The ambiguously named bunch is not an umbrella for centrists. It’s a front for the biggest public employee unions in Nevada. Its mission: to convince you that government workers need not partake in the sacrifice Gov. Brian Sandoval called for Monday in his first State of the State address.
The unions, accustomed to having their membership’s compensation (and dues) grow every year regardless of economic conditions, hate the idea of pay cuts and pension reforms. They’ll pull out all the stops to prevent future government hires from being moved into a defined-contribution, 401(k)-style retirement plan. And the prospect of banning collective bargaining for municipal and county workers? That’s a hill to die for.
So Nevadans for Nevada is raising big bucks to pay for a P.R. blitz touting the plight of vulnerable public servants.
Only this time Nevadans for Nevada is not making its case to a judge, as it did in knocking down the Tax and Spending Control petition brought by then-state Sen.

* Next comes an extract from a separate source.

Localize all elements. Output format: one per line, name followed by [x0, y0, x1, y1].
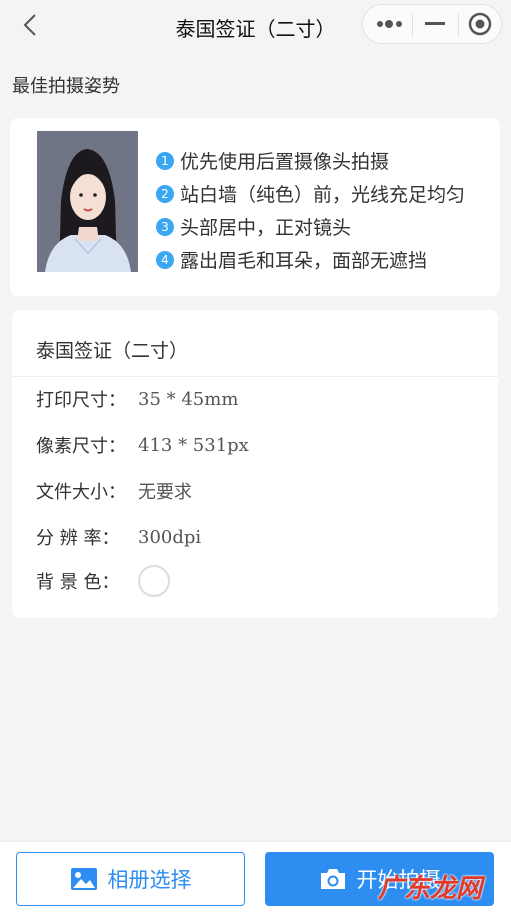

Bob Beers in 2006, and the Proposition 13-style initiative backed by the GOP’s Sharron Angle in 2007. This fight will take place exclusively in the court of public opinion, where suffering taxpayers are wiser to the fact that public employees have it much better than the people who pay their salaries and benefits.
Because of that dynamic, don’t expect the ads to be beacons of truth and transparency. They’ll be designed to divert and deceive, to stoke fear and resentment, and to make you think lawmakers are considering false choices. And they certainly won’t say, "Paid for by public employee unions."
That Nevada unions are taking such a dramatic and expensive step is proof that austerity-imposing reforms have a very good chance of clearing the 2011 Legislature and getting Gov. Sandoval’s signature. Make no mistake, Nevada must rein in the personnel costs of all governments before their expanding payrolls make it impossible to provide adequate services. The multibillion-dollar unfunded liabilities of the state’s pension system and retiree health care benefits threaten to bankrupt Nevada all by themselves.
The mailers you’ll get won’t mention that most public employees get COLAs and "step" raises just for sticking around another year, then "longevity" pay when those steps phase out. The ads won’t show a public employee "retiring" in his 50s to begin collecting a six-figure pension, then taking another high-paying government job in another state. They won’t show a worker’s $100,000 parting check, paying out decades of unused sick leave. They won’t mention that Nevada’s government workers don’t pay Social Security, meaning they get to take home more of their income than you do.
The issue will transcend the 2011 Legislature and become a focus of elections in 2012 — from Nevada to New Jersey, from legislative races to the presidency. Public employee unions have become the Democratic Party’s biggest donors and most powerful constituency. Indeed, government unions all but run the party. If Democrats try to raise taxes here and elsewhere on struggling businesses and working-class folks to protect the best-paid sector of the work force, they’ll lose all credibility with voters — and pay for it next year.
No one is asking public employees to move into the poor house. No one wants mass layoffs in the state with the country’s highest unemployment rate. The private sector merely wants paycheck parity with the public sector. That’s a reasonable, mainstream sentiment.
The nonsense that will be put forward by Nevadans for Nevada? Not so much.